We ask: How does the time to check subset or superset grow with the size of the sets?
Analyze the time complexity of the following code snippet.
set_a = {1, 2, 3, 4, 5}
set_b = {2, 3}
# Check if set_b is a subset of set_a
result = set_b.issubset(set_a)
# Check if set_a is a superset of set_b
result2 = set_a.issuperset(set_b)
This code checks if one set is fully contained in another using built-in subset and superset methods.
Identify the loops, recursion, array traversals that repeat.
- Primary operation: Checking each element of the smaller set against the larger set.
- How many times: Once for each element in the smaller set.

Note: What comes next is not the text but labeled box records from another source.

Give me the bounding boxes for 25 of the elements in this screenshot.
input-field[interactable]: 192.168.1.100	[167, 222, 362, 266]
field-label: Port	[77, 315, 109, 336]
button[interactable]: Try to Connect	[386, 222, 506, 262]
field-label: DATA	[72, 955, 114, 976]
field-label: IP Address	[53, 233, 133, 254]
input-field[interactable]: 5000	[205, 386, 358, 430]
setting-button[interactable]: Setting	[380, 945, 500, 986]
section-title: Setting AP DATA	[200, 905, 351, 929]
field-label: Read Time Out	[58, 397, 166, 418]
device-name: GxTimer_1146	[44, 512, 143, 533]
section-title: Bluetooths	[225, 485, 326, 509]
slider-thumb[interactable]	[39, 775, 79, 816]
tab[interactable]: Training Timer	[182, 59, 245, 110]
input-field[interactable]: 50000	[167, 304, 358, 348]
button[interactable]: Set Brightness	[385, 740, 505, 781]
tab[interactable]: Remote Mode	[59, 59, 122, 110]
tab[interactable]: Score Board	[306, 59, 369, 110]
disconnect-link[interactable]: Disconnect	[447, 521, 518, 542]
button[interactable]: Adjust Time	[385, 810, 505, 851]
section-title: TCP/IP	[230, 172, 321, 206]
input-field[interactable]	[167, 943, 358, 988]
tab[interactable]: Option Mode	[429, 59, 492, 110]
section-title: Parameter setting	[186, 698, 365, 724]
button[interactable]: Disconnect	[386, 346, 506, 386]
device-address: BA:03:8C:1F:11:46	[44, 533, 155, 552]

As the smaller set grows, the number of checks grows roughly the same amount.
| Input Size (n) | Approx. Operations |
|---|---|
| 10 | About 10 membership checks |
| 100 | About 100 membership checks |
| 1000 | About 1000 membership checks |
Pattern observation: The time grows in a straight line with the size of the smaller set.
Time Complexity: O(n)
This means the time to check grows directly with the number of elements in the smaller set.
[X] Wrong: "Checking subset or superset takes time based on the size of both sets multiplied together."
[OK] Correct: The check only needs to look at each element in the smaller set once, because checking membership in a set is very fast (average O(1) time).
Understanding how subset and superset checks scale helps you reason about set operations in real code, showing you can think about efficiency clearly.
"What if we changed the smaller set to a list instead of a set? How would the time complexity change?"